The research, published on Thursday in Science magazine, examined true and false news stories posted on Twitter from the social network’s founding in 2006 through 2017. The study’s authors tracked 126,000 stories tweeted by roughly three million people more than 4.5 million times. “News” and “stories” were defined broadly — as claims of fact — regardless of the source. And the study explicitly avoided the term “fake news,” which, the authors write, has become “irredeemably polarized in our current political and media climate.”

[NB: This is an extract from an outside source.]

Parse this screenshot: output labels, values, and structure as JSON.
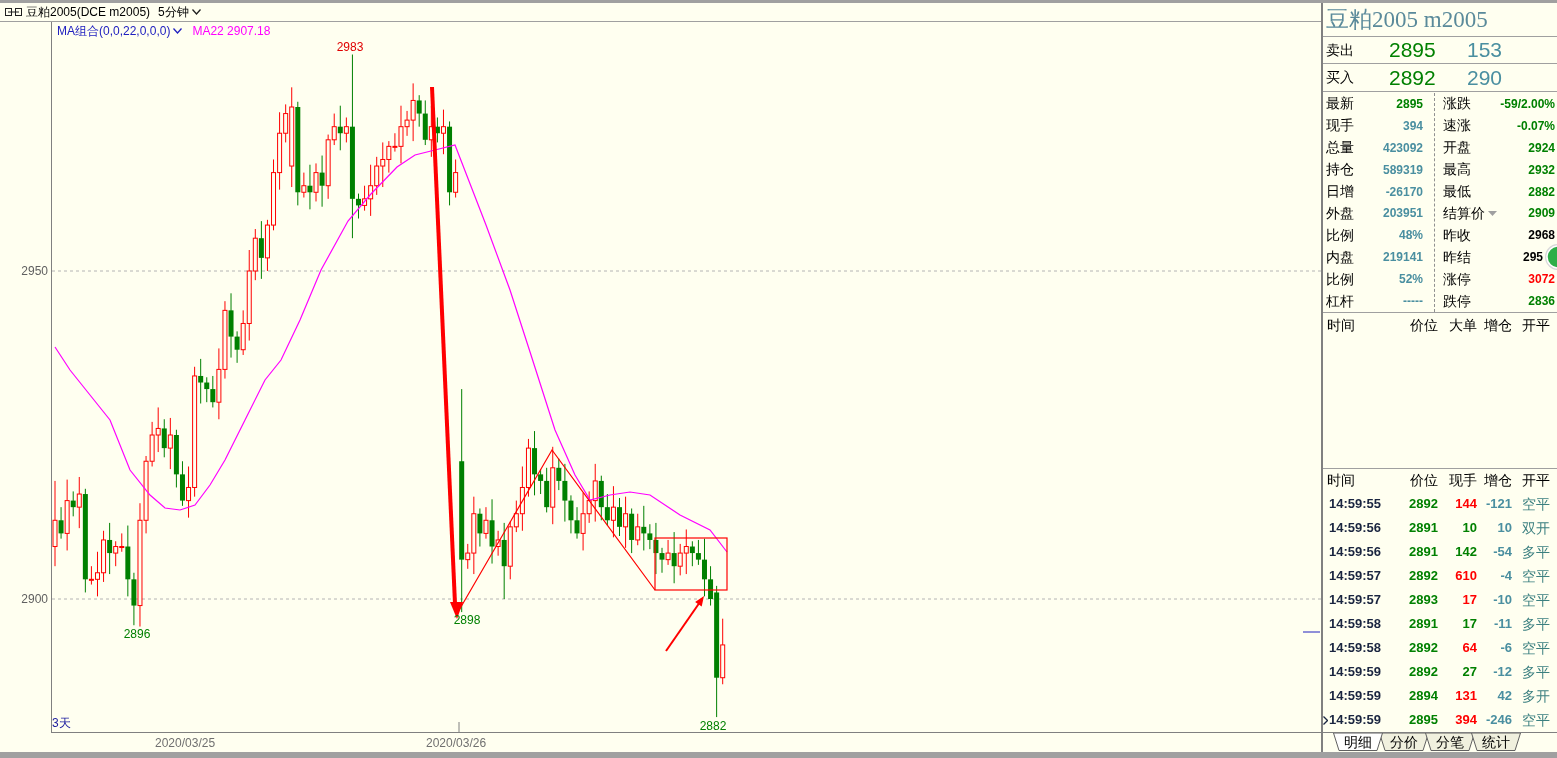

The stories were classified as true or false, using information from six independent fact-checking organizations including Snopes, PolitiFact and FactCheck.org. To ensure that their analysis held up in general — not just on claims that drew the attention of fact-checking groups — the researchers enlisted students to annotate as true or false more than 13,000 other stories that circulated on Twitter. Again, a tilt toward falsehood was clear.
It would seem obvious enough, but scholars of rhetoric and persuasion need to admit that novelty applies to fiction by its nature. A fabricated story is more likely to be novel than a true story. Regardless of our clichés, the truth is rarely stranger than fiction. A lot of clickbait online isn’t true because the lies get traffic.
Novelty wins retweets
The M.I.T. researchers pointed to factors that contribute to the appeal of false news. Applying standard text-analysis tools, they found that false claims were significantly more novel than true ones — maybe not a surprise, since falsehoods are made up.
For scholars of rhetoric, psychology, and fields such as behavioral economics, we want to know if we can teach students to resist these stories. Can we fight against the clickbait and fake news? The answer is… probably not without some assistance. Either artificial intelligence or human editors or a combination of both will need to tag fake stories as falsehoods. Someone will need to highlight the untruths and outright fabrications. Even then, people with biases will assume that a story marked “False” was marked by someone for nefarious reasons. In other words, identifying fake news might only strengthen the spread of that news among some people.
What can be done?
The M.I.T. researchers said that understanding how false news spreads is a first step toward curbing it. They concluded that human behavior plays a large role in explaining the phenomenon, and mention possible interventions, like better labeling, to alter behavior.For all the concern about false news, there is little certainty about its influence on people’s beliefs and actions. A recent study of the browsing histories of thousands of American adults in the months before the 2016 election found that false news accounted for only a small portion of the total news people consumed. “We have to be very careful about making the inference that fake news has a big impact,” said Duncan Watts, a principal researcher at Microsoft Research.
Another author of the M.I.T. study, Deb Roy, former chief media scientist at Twitter, is engaged in a project to improve the health of the information ecosystem. In fall 2016, Mr. Roy, an associate professor at the M.I.T. Media Lab, became a founder and the chairman of Cortico, a nonprofit that is developing tools to measure public conversations online to gauge attributes like shared attention, variety of opinion and receptivity. The idea is that improving the ability to measure such attributes would lead to better decision-making that would counteract misinformation.
Mr. Roy acknowledged the challenge in trying to not only alter individual behavior but also in enlisting the support of big internet platforms like Facebook, Google, YouTube and Twitter, and media companies.
“Polarization,” he said, “has turned out to be a great business model.”
Media rely on divisions. Tech media depend on Apple vs. Windows or Intel vs. AMD. The sports media have natural stories of conflict. Political stories are all about us versus them. The fake news phenomenon isn’t new. People have always embraced stories that glorified their tribe and vilified the other. It was a business model for Hearst newspapers and a model for talk radio since the 1970s.
Fake news is here to stay because it didn’t first appear in 2016.